You are viewing a plain text version of this content. The canonical link for it is here.
Posted to user@uima.apache.org by Rico Landefeld <Ri...@uni-jena.de> on 2009/01/21 17:53:08 UTC

Lucas- Lucene CAS Indexer release

Dear UIMA Developers ans Users,

The JULIE Lab is happy to announce the release of Lucas 0.5 - a UIMA CAS 
consumer component which writes CAS data into a Lucene index.

At the heart for the user is a flexible XML-based "mapping configuration
file" in which the user can determine which UIMA annotations should be
put into which Lucene field, and how this field is set up (e.g.
indexed and/or stored). In addition, some basic functionality for
(ontolgical) hypernym indexing is provided.
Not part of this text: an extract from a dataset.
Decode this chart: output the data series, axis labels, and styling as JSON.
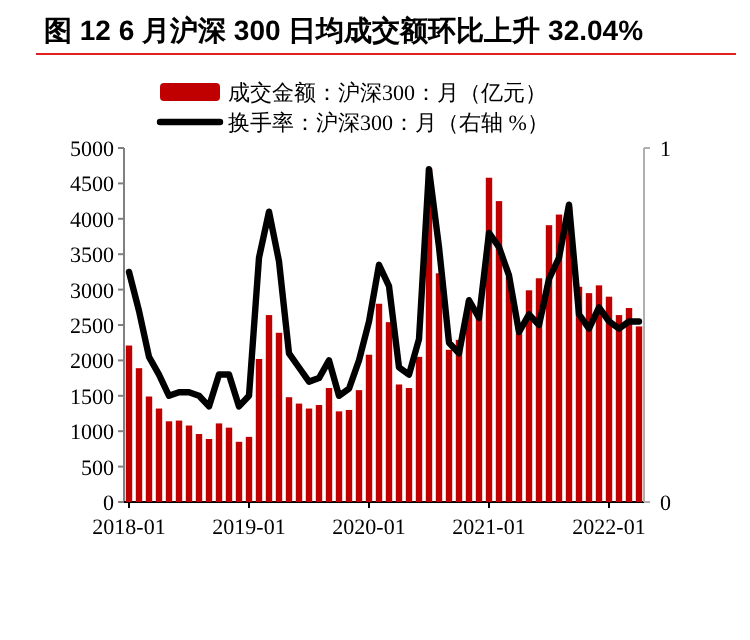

Additionally, Lucas is able to perform offset-based token stream
alignment and merging of UIMA annotations (via token position increment) 
in the same Lucene field (e.g. "documenttext" or "title").
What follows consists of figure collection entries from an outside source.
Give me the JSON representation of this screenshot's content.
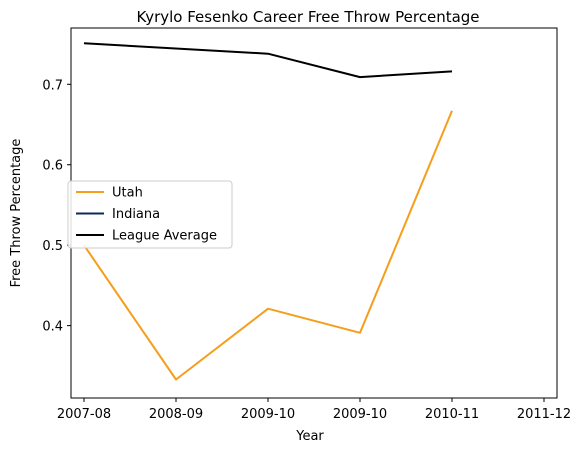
{
  "chart_data": {
    "type": "line",
    "title": "Kyrylo Fesenko Career Free Throw Percentage",
    "xlabel": "Year",
    "ylabel": "Free Throw Percentage",
    "x_ticks": [
      "2007-08",
      "2008-09",
      "2009-10",
      "2009-10",
      "2010-11",
      "2011-12"
    ],
    "x_domain": [
      0,
      5
    ],
    "ylim": [
      0.31,
      0.77
    ],
    "y_ticks": [
      0.4,
      0.5,
      0.6,
      0.7
    ],
    "y_tick_labels": [
      "0.4",
      "0.5",
      "0.6",
      "0.7"
    ],
    "grid": false,
    "legend_position": "center-left",
    "series": [
      {
        "name": "Utah",
        "color": "#f59e1c",
        "points": [
          [
            0,
            0.5
          ],
          [
            1,
            0.333
          ],
          [
            2,
            0.421
          ],
          [
            3,
            0.391
          ],
          [
            4,
            0.667
          ]
        ]
      },
      {
        "name": "Indiana",
        "color": "#0a2a57",
        "points": []
      },
      {
        "name": "League Average",
        "color": "#000000",
        "points": [
          [
            0,
            0.751
          ],
          [
            2,
            0.738
          ],
          [
            3,
            0.709
          ],
          [
            4,
            0.716
          ]
        ]
      }
    ]
  }
}
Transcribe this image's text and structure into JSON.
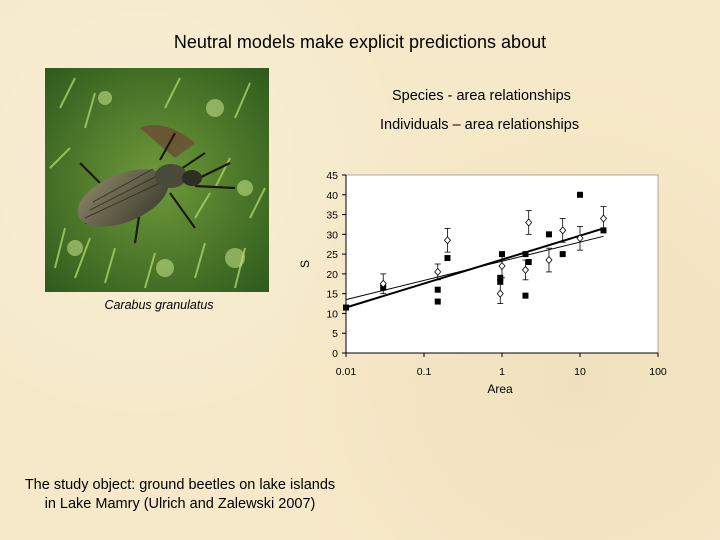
{
  "slide": {
    "title": "Neutral models make explicit predictions about",
    "bullets": [
      "Species - area relationships",
      "Individuals – area relationships"
    ],
    "photo_caption": "Carabus granulatus",
    "footer_lines": [
      "The study object: ground beetles on lake islands",
      "in Lake Mamry (Ulrich and Zalewski 2007)"
    ],
    "photo_icon": "beetle-photo-icon"
  },
  "chart_data": {
    "type": "scatter",
    "xlabel": "Area",
    "ylabel": "S",
    "xscale": "log",
    "xlim": [
      0.01,
      100
    ],
    "ylim": [
      0,
      45
    ],
    "xticks": [
      "0.01",
      "0.1",
      "1",
      "10",
      "100"
    ],
    "yticks": [
      "0",
      "5",
      "10",
      "15",
      "20",
      "25",
      "30",
      "35",
      "40",
      "45"
    ],
    "grid": false,
    "legend": "none",
    "series": [
      {
        "marker": "filled-square",
        "x": [
          0.01,
          0.03,
          0.15,
          0.15,
          0.2,
          0.95,
          0.95,
          1.0,
          2.0,
          2.0,
          2.2,
          4.0,
          6.0,
          10.0,
          20.0
        ],
        "y": [
          11.5,
          16.5,
          16.0,
          13.0,
          24.0,
          19.0,
          18.0,
          25.0,
          25.0,
          14.5,
          23.0,
          30.0,
          25.0,
          40.0,
          31.0
        ]
      },
      {
        "marker": "open-diamond",
        "x": [
          0.03,
          0.15,
          0.2,
          0.95,
          1.0,
          2.0,
          2.2,
          4.0,
          6.0,
          10.0,
          20.0
        ],
        "y": [
          17.5,
          20.5,
          28.5,
          15.0,
          22.0,
          21.0,
          33.0,
          23.5,
          31.0,
          29.0,
          34.0
        ],
        "err": [
          2.5,
          2.0,
          3.0,
          2.5,
          3.0,
          2.5,
          3.0,
          3.0,
          3.0,
          3.0,
          3.0
        ]
      }
    ],
    "fits": [
      {
        "x": [
          0.01,
          20
        ],
        "y": [
          11.5,
          31.5
        ]
      },
      {
        "x": [
          0.01,
          20
        ],
        "y": [
          13.5,
          29.5
        ]
      }
    ],
    "colors": {
      "marker": "#000000",
      "axis": "#000000",
      "plot_bg": "#ffffff"
    }
  }
}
Lucas, along with the documentation, sources and a sample mapping
file, is available at:
https://www.coling.uni-jena.de/sites/lucas

Since this is a project which tries to bridge two Apache projects (UIMA
and Lucene), we would like to submit it to
the UIMA Sandbox, in order to solicit further development by the UIMA
community.
What steps do we have to take in order to start this process? As far as
we know, the sandbox candidate has to undergo
a voting process on uima-dev list.

Please test the component and report any bugs or suggestions for 
improvement back to us.

Best regards,
Rico Landefeld
Joachim Wermter